The new hospital safety-related website

OSHA Launches Hospital Safety Website

Resources available on the site, www.osha.gov/hospitals, will dovetail with efforts hospitals already are making to prevent worker injuries from patient moving, slips and falls, needlesticks, and more.

OSHA on Jan. 15 launched a new educational Web resource, http://www.osha.gov/hospitals, stocked with materials to help hospitals prevent worker injuries and improve their safety cultures. The agency's chief, Assistant Secretary Dr. David Michaels, was joined at a news conference by NIOSH Director Dr. John Howard; Dr. Lucian Leape, chairman of the Lucian Leape Institute at the National Patient Safety Foundation and an adjunct professor of health policy at the Harvard School of Public Health; and Dr. Erin S. DuPree, chief medical officer and vice president of the Joint Commission Center for Transforming Healthcare.

All three praised the newly available materials and said they will complement earnest improvement efforts hospitals already are using. Still, the U.S. hospital industry has one of the highest occupational injury rates among all industries, Leape noted. "The emphasis on patient safety has been on reducing errors and improving systems, and we've had a fair amount of success at doing that," he said. "But we've come to realize that one of the most important things we can do to make our hospitals safe for patients is to make them safe for our workers." Surveys show that at least half of U.S. hospitals' workers still don't feel their workplaces are safe, and it's been too common for hospital workers who make mistakes to be disciplined, rather than for the hospital administrators to address system issues that contribute to the mistakes, he added.

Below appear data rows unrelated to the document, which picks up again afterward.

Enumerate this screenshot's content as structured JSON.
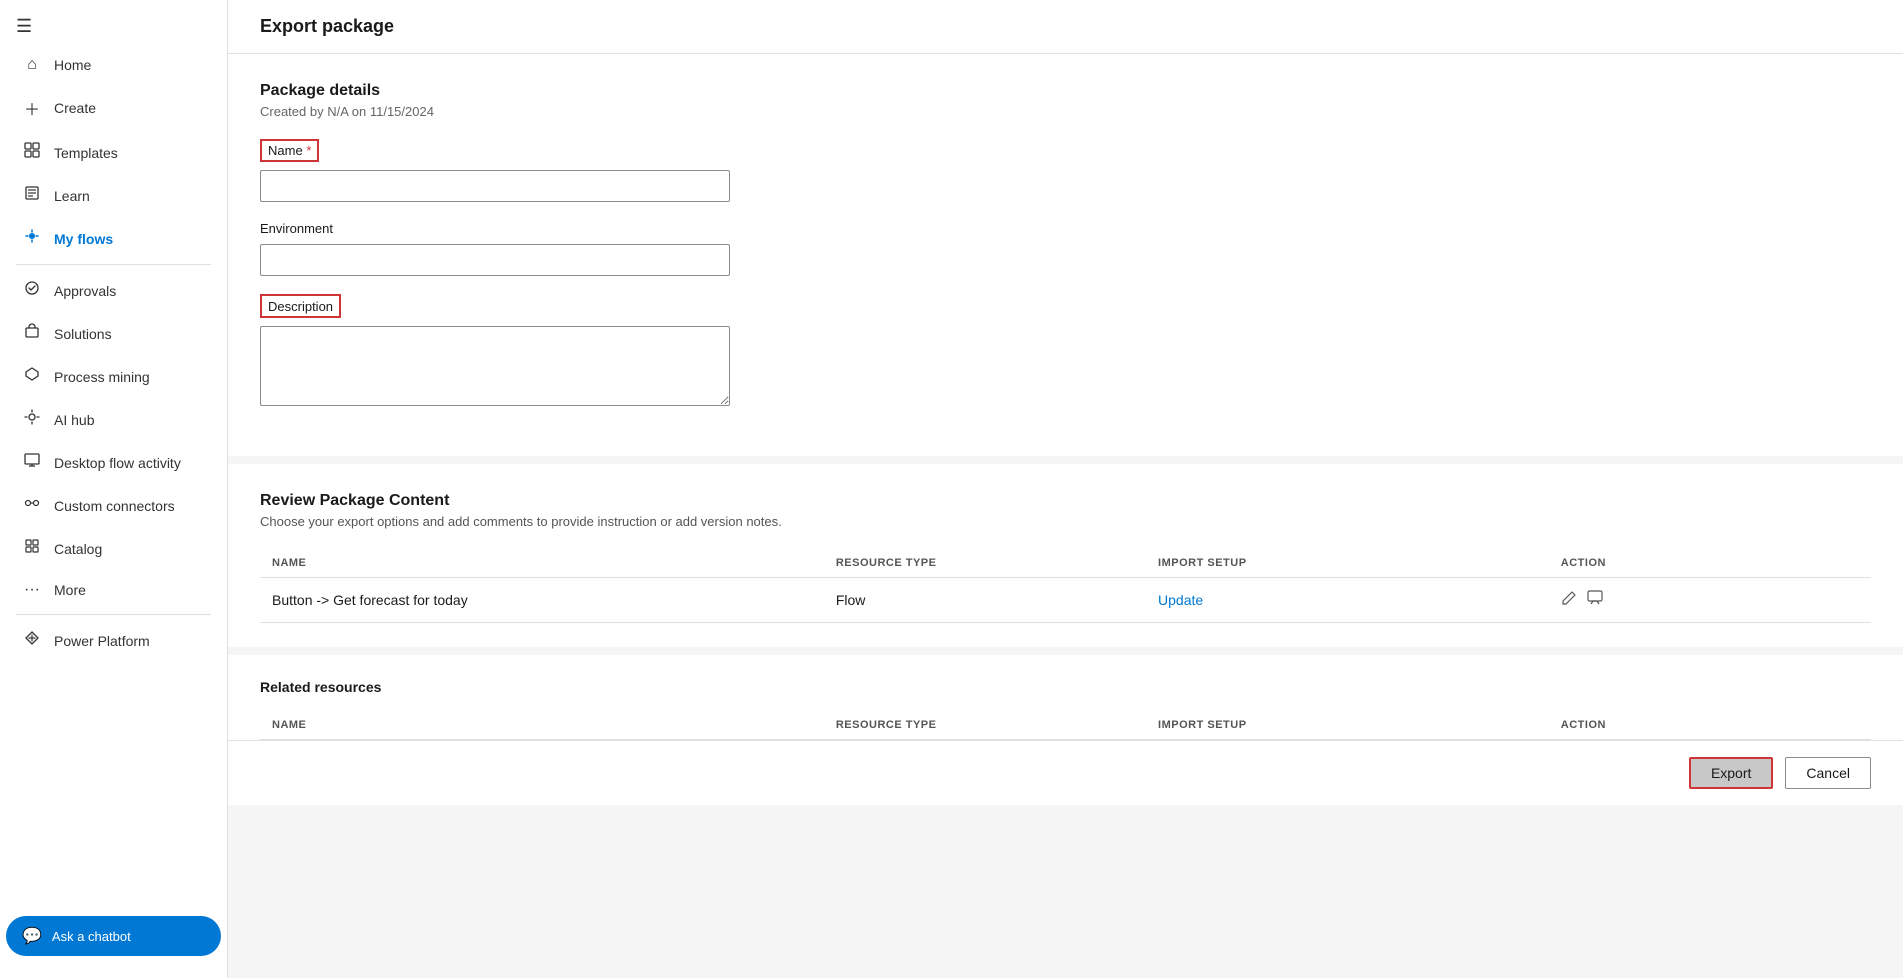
{
  "sidebar": {
    "hamburger_icon": "☰",
    "items": [
      {
        "id": "home",
        "label": "Home",
        "icon": "⌂",
        "active": false
      },
      {
        "id": "create",
        "label": "Create",
        "icon": "+",
        "active": false
      },
      {
        "id": "templates",
        "label": "Templates",
        "icon": "📄",
        "active": false
      },
      {
        "id": "learn",
        "label": "Learn",
        "icon": "📖",
        "active": false
      },
      {
        "id": "my-flows",
        "label": "My flows",
        "icon": "💧",
        "active": true
      },
      {
        "id": "approvals",
        "label": "Approvals",
        "icon": "✅",
        "active": false
      },
      {
        "id": "solutions",
        "label": "Solutions",
        "icon": "📦",
        "active": false
      },
      {
        "id": "process-mining",
        "label": "Process mining",
        "icon": "⬡",
        "active": false
      },
      {
        "id": "ai-hub",
        "label": "AI hub",
        "icon": "🤖",
        "active": false
      },
      {
        "id": "desktop-flow-activity",
        "label": "Desktop flow activity",
        "icon": "🖥",
        "active": false
      },
      {
        "id": "custom-connectors",
        "label": "Custom connectors",
        "icon": "🔌",
        "active": false
      },
      {
        "id": "catalog",
        "label": "Catalog",
        "icon": "🏷",
        "active": false
      },
      {
        "id": "more",
        "label": "More",
        "icon": "...",
        "active": false
      },
      {
        "id": "power-platform",
        "label": "Power Platform",
        "icon": "⚡",
        "active": false
      }
    ],
    "chatbot": {
      "label": "Ask a chatbot",
      "icon": "💬"
    }
  },
  "page": {
    "title": "Export package"
  },
  "package_details": {
    "section_title": "Package details",
    "subtitle": "Created by N/A on 11/15/2024",
    "name_label": "Name",
    "required_star": "*",
    "name_placeholder": "",
    "environment_label": "Environment",
    "environment_placeholder": "",
    "description_label": "Description",
    "description_placeholder": ""
  },
  "review_package": {
    "section_title": "Review Package Content",
    "subtitle": "Choose your export options and add comments to provide instruction or add version notes.",
    "columns": {
      "name": "NAME",
      "resource_type": "RESOURCE TYPE",
      "import_setup": "IMPORT SETUP",
      "action": "ACTION"
    },
    "rows": [
      {
        "name": "Button -> Get forecast for today",
        "resource_type": "Flow",
        "import_setup": "Update",
        "import_setup_is_link": true
      }
    ]
  },
  "related_resources": {
    "section_title": "Related resources",
    "columns": {
      "name": "NAME",
      "resource_type": "RESOURCE TYPE",
      "import_setup": "IMPORT SETUP",
      "action": "ACTION"
    },
    "rows": []
  },
  "footer": {
    "export_label": "Export",
    "cancel_label": "Cancel"
  }
}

Injuries incurred through patient moving are a leading hazard for the industry. The site's materials include information for enhancing safe patient handling programs and implementing safety and health management systems, fact books, self-assessments, and best practice guides. "These new materials can help prevent hospital worker injuries and improve patient safety, while reducing costs," said Michaels. "The heart of these materials is real-life lessons from high-performing hospitals that have implemented best practices to reduce workplace injuries while also improving patient safety."

Michaels said workplace violence, slips and falls, exposures to dangerous drugs and chemicals, infectious diseases, and needlesticks are among the industry's other leading hazards, and in 2012, U.S. hospitals recorded almost 250,000 recordable injuries, almost 60,000 of which were lost-time cases.

DuPree cited a 2012 Joint Commission monograph developed in partnership with OSHA and titled "Improving Patient and Worker Safety." The new OSHA tools help to advance those goals, and they include a comparison of OSHA standards with the Joint Commission's, she said. "Underlying causes of worker injury are often causes of injury to patients, so the solutions need to be shared," DuPree said.

Developing management systems for worker and patient safety is the best way to prevent worker and patient injuries, "so it's certainly very much connected" to the Injury and Illness Prevention Programs rule that OSHA intends to propose at some later date, Michaels said. "This [new website] is not an enforcement initiative," he added. "This effort is taking the best practices that have been used successfully by hospitals all over the country and trying to disseminate them."

Public Citizen issued a statement applauding OSHA's move and saying it is "directly responsive to research produced by Public Citizen in conjunction with the American Nurses Association and the Service Employees International Union." They produced a 2013 report that showed health care workers suffer more injuries and illnesses on the job each year than workers in any other industry. "OSHA's program is an important first step because it gives employers and employees the tools needed to foster open discussions on how to lift patients safely in hospitals, nursing homes, and other health care facilities," said Keith Wrightson, a worker safety and health advocate for Public Citizen. "We look forward to the agency taking further measures to improve safety for the health care workers who are so frequently injured."